I also collected some extra data, since I am in possession of the glove, for a “space” character as well as some random gestures so that the system does not try to identify letters while the user is transitioning between letters.

I would say we are on schedule since we had taken much less time than anticipated for the glove construction. The next steps are to integrate the glove with the software system so that it can do real-time interpretation of the data collected from the glove, so I will be working on this with Stephanie this upcoming week.

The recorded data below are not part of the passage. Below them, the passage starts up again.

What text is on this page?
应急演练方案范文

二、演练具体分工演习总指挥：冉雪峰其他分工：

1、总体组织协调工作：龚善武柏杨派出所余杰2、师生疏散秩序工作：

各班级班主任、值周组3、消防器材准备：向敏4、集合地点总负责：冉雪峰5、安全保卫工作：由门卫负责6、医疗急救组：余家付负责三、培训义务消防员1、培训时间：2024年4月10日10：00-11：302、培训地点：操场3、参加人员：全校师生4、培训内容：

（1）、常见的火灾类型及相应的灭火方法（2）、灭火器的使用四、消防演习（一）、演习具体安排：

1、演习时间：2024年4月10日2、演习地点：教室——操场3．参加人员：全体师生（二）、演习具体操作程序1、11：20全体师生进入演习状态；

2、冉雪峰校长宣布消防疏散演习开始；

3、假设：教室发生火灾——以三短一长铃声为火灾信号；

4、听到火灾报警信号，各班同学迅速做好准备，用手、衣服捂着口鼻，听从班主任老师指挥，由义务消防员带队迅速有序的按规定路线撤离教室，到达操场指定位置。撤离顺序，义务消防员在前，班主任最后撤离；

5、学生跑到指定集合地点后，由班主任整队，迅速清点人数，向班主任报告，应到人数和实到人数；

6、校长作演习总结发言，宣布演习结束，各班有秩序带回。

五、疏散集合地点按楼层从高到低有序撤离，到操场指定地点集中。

Team’s Status Report for 10/9

This week, the team worked on finishing up the glove fabrication, writing the design review report, and testing on real data. Sophia worked on building the glove prototype with the system built on a protoboard so that we can start testing earlier as we wait on the PCB order. While the construction is not yet perfect by the team’s standard, we were able to get a preliminary set of data. Rachel took on the code implementation for communicating between the Arduino and the computer and recorded a set of ASL letters with an ample amount of samples for each letter. She also made some suggestions for the glove to collect data better, which the team will work on in the next week. This first set of data was then passed onto Stephanie, who did some preliminary training and testing using the best-performing models that were trained on the generated data. The results look quite promising and showed high accuracy metrics that meet our requirements. Overall, we are ahead of the schedule as the individual tasks all took less time than expected.

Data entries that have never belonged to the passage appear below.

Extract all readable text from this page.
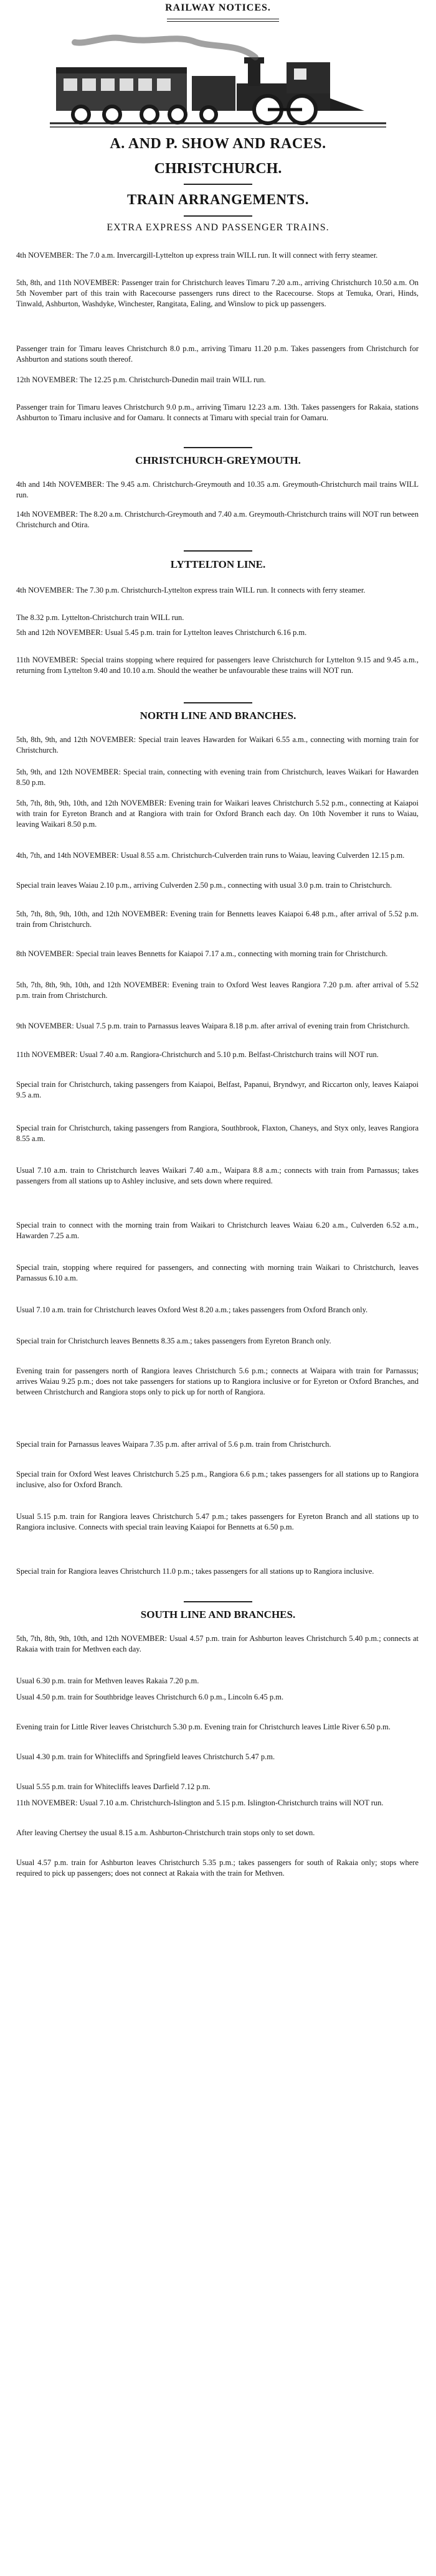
RAILWAY NOTICES.
A. AND P. SHOW AND RACES.
CHRISTCHURCH.
TRAIN ARRANGEMENTS.
EXTRA EXPRESS AND PASSENGER TRAINS.
4th NOVEMBER: The 7.0 a.m. Invercargill-Lyttelton up express train WILL run. It will connect with ferry steamer.
5th, 8th, and 11th NOVEMBER: Passenger train for Christchurch leaves Timaru 7.20 a.m., arriving Christchurch 10.50 a.m. On 5th November part of this train with Racecourse passengers runs direct to the Racecourse. Stops at Temuka, Orari, Hinds, Tinwald, Ashburton, Washdyke, Winchester, Rangitata, Ealing, and Winslow to pick up passengers.
Passenger train for Timaru leaves Christchurch 8.0 p.m., arriving Timaru 11.20 p.m. Takes passengers from Christchurch for Ashburton and stations south thereof.
12th NOVEMBER: The 12.25 p.m. Christchurch-Dunedin mail train WILL run.
Passenger train for Timaru leaves Christchurch 9.0 p.m., arriving Timaru 12.23 a.m. 13th. Takes passengers for Rakaia, stations Ashburton to Timaru inclusive and for Oamaru. It connects at Timaru with special train for Oamaru.
CHRISTCHURCH-GREYMOUTH.
4th and 14th NOVEMBER: The 9.45 a.m. Christchurch-Greymouth and 10.35 a.m. Greymouth-Christchurch mail trains WILL run.
14th NOVEMBER: The 8.20 a.m. Christchurch-Greymouth and 7.40 a.m. Greymouth-Christchurch trains will NOT run between Christchurch and Otira.
LYTTELTON LINE.
4th NOVEMBER: The 7.30 p.m. Christchurch-Lyttelton express train WILL run. It connects with ferry steamer.
The 8.32 p.m. Lyttelton-Christchurch train WILL run.
5th and 12th NOVEMBER: Usual 5.45 p.m. train for Lyttelton leaves Christchurch 6.16 p.m.
11th NOVEMBER: Special trains stopping where required for passengers leave Christchurch for Lyttelton 9.15 and 9.45 a.m., returning from Lyttelton 9.40 and 10.10 a.m. Should the weather be unfavourable these trains will NOT run.
NORTH LINE AND BRANCHES.
5th, 8th, 9th, and 12th NOVEMBER: Special train leaves Hawarden for Waikari 6.55 a.m., connecting with morning train for Christchurch.
5th, 9th, and 12th NOVEMBER: Special train, connecting with evening train from Christchurch, leaves Waikari for Hawarden 8.50 p.m.
5th, 7th, 8th, 9th, 10th, and 12th NOVEMBER: Evening train for Waikari leaves Christchurch 5.52 p.m., connecting at Kaiapoi with train for Eyreton Branch and at Rangiora with train for Oxford Branch each day. On 10th November it runs to Waiau, leaving Waikari 8.50 p.m.
4th, 7th, and 14th NOVEMBER: Usual 8.55 a.m. Christchurch-Culverden train runs to Waiau, leaving Culverden 12.15 p.m.
Special train leaves Waiau 2.10 p.m., arriving Culverden 2.50 p.m., connecting with usual 3.0 p.m. train to Christchurch.
5th, 7th, 8th, 9th, 10th, and 12th NOVEMBER: Evening train for Bennetts leaves Kaiapoi 6.48 p.m., after arrival of 5.52 p.m. train from Christchurch.
8th NOVEMBER: Special train leaves Bennetts for Kaiapoi 7.17 a.m., connecting with morning train for Christchurch.
5th, 7th, 8th, 9th, 10th, and 12th NOVEMBER: Evening train to Oxford West leaves Rangiora 7.20 p.m. after arrival of 5.52 p.m. train from Christchurch.
9th NOVEMBER: Usual 7.5 p.m. train to Parnassus leaves Waipara 8.18 p.m. after arrival of evening train from Christchurch.
11th NOVEMBER: Usual 7.40 a.m. Rangiora-Christchurch and 5.10 p.m. Belfast-Christchurch trains will NOT run.
Special train for Christchurch, taking passengers from Kaiapoi, Belfast, Papanui, Bryndwyr, and Riccarton only, leaves Kaiapoi 9.5 a.m.
Special train for Christchurch, taking passengers from Rangiora, Southbrook, Flaxton, Chaneys, and Styx only, leaves Rangiora 8.55 a.m.
Usual 7.10 a.m. train to Christchurch leaves Waikari 7.40 a.m., Waipara 8.8 a.m.; connects with train from Parnassus; takes passengers from all stations up to Ashley inclusive, and sets down where required.
Special train to connect with the morning train from Waikari to Christchurch leaves Waiau 6.20 a.m., Culverden 6.52 a.m., Hawarden 7.25 a.m.
Special train, stopping where required for passengers, and connecting with morning train Waikari to Christchurch, leaves Parnassus 6.10 a.m.
Usual 7.10 a.m. train for Christchurch leaves Oxford West 8.20 a.m.; takes passengers from Oxford Branch only.
Special train for Christchurch leaves Bennetts 8.35 a.m.; takes passengers from Eyreton Branch only.
Evening train for passengers north of Rangiora leaves Christchurch 5.6 p.m.; connects at Waipara with train for Parnassus; arrives Waiau 9.25 p.m.; does not take passengers for stations up to Rangiora inclusive or for Eyreton or Oxford Branches, and between Christchurch and Rangiora stops only to pick up for north of Rangiora.
Special train for Parnassus leaves Waipara 7.35 p.m. after arrival of 5.6 p.m. train from Christchurch.
Special train for Oxford West leaves Christchurch 5.25 p.m., Rangiora 6.6 p.m.; takes passengers for all stations up to Rangiora inclusive, also for Oxford Branch.
Usual 5.15 p.m. train for Rangiora leaves Christchurch 5.47 p.m.; takes passengers for Eyreton Branch and all stations up to Rangiora inclusive. Connects with special train leaving Kaiapoi for Bennetts at 6.50 p.m.
Special train for Rangiora leaves Christchurch 11.0 p.m.; takes passengers for all stations up to Rangiora inclusive.
SOUTH LINE AND BRANCHES.
5th, 7th, 8th, 9th, 10th, and 12th NOVEMBER: Usual 4.57 p.m. train for Ashburton leaves Christchurch 5.40 p.m.; connects at Rakaia with train for Methven each day.
Usual 6.30 p.m. train for Methven leaves Rakaia 7.20 p.m.
Usual 4.50 p.m. train for Southbridge leaves Christchurch 6.0 p.m., Lincoln 6.45 p.m.
Evening train for Little River leaves Christchurch 5.30 p.m. Evening train for Christchurch leaves Little River 6.50 p.m.
Usual 4.30 p.m. train for Whitecliffs and Springfield leaves Christchurch 5.47 p.m.
Usual 5.55 p.m. train for Whitecliffs leaves Darfield 7.12 p.m.
11th NOVEMBER: Usual 7.10 a.m. Christchurch-Islington and 5.15 p.m. Islington-Christchurch trains will NOT run.
After leaving Chertsey the usual 8.15 a.m. Ashburton-Christchurch train stops only to set down.
Usual 4.57 p.m. train for Ashburton leaves Christchurch 5.35 p.m.; takes passengers for south of Rakaia only; stops where required to pick up passengers; does not connect at Rakaia with the train for Methven.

Next week, we will be spending the early half to finish up the design review report and other times for refining the glove system and getting data. Since we will be meeting up during lab times, we will work together on stabilizing the glove parts and getting data from Sophia and Stephanie. If time permits, we will get data from others and finalizing the ML models to use, which can put us ahead of schedule.

Stephanie’s Status Report for 10/9

In this week, Sophia finished building the glove and Rachel was able to get our first set of real data. Since I have already performed validation tests on the models I have used with the generated fake data, I decided to use these tuned models on the real data after preprocessing them. Surprisingly, the results were overall better than that of the fake data. This shows that our fake data was not well generated. One possibility is that we included too much variance in generating sensor values. However, though the accuracy metrics were quite different, the trends remain the same. Random forest classifier achieved highest accuracy while perceptron had the lowest. I also did some extra tuning with neural net, but there wasn’t any significant improvement in accuracies, likely because our data isn’t high dimensional. One thing I would like to add is that this set of real data is only from Rachel, so there could be a possibility of overfitting which explains the high accuracy metrics.

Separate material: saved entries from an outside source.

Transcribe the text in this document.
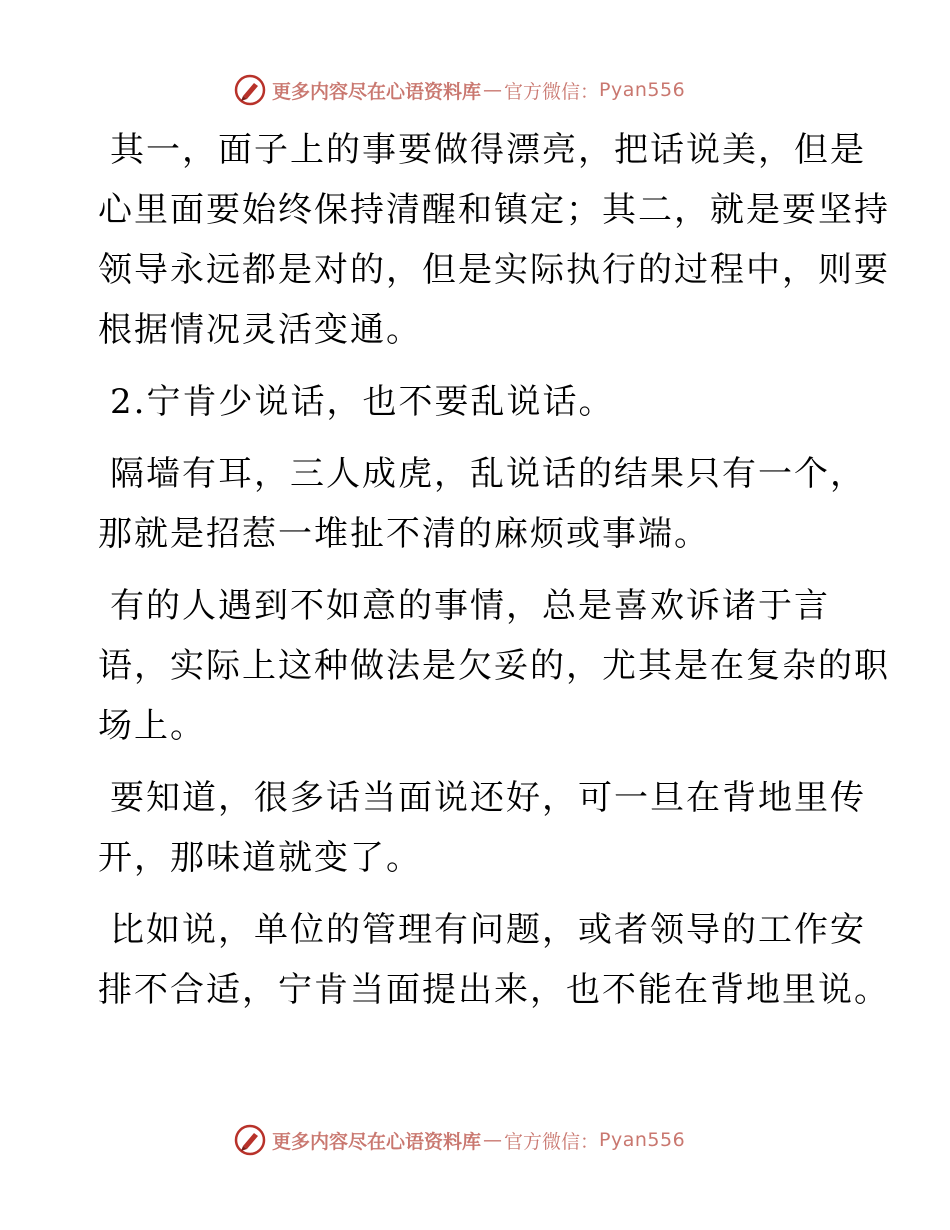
更多内容尽在心语资料库 — 官方微信： Pyan556

其一，面子上的事要做得漂亮，把话说美，但是
心里面要始终保持清醒和镇定；其二，就是要坚持
领导永远都是对的，但是实际执行的过程中，则要
根据情况灵活变通。

2.宁肯少说话，也不要乱说话。

隔墙有耳，三人成虎，乱说话的结果只有一个，
那就是招惹一堆扯不清的麻烦或事端。

有的人遇到不如意的事情，总是喜欢诉诸于言
语，实际上这种做法是欠妥的，尤其是在复杂的职
场上。

要知道，很多话当面说还好，可一旦在背地里传
开，那味道就变了。

比如说，单位的管理有问题，或者领导的工作安
排不合适，宁肯当面提出来，也不能在背地里说。

更多内容尽在心语资料库 — 官方微信： Pyan556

In terms of schedule, we are actually ahead. We were able to get data from both type of sensors. We do need to work on getting consistent data and ensure the craftsmanship of the glove since Rachel mentioned some parts came undone. We will need to make sure that the sensors on the glove are stabilized before moving on to collect data from others.

Next week, I’ll be working on fixing the glove with the team and gathering more training data, starting from Sophia and me. If time and resources permit, we will try to find others who can sign for us. We will also working on finishing up the design report.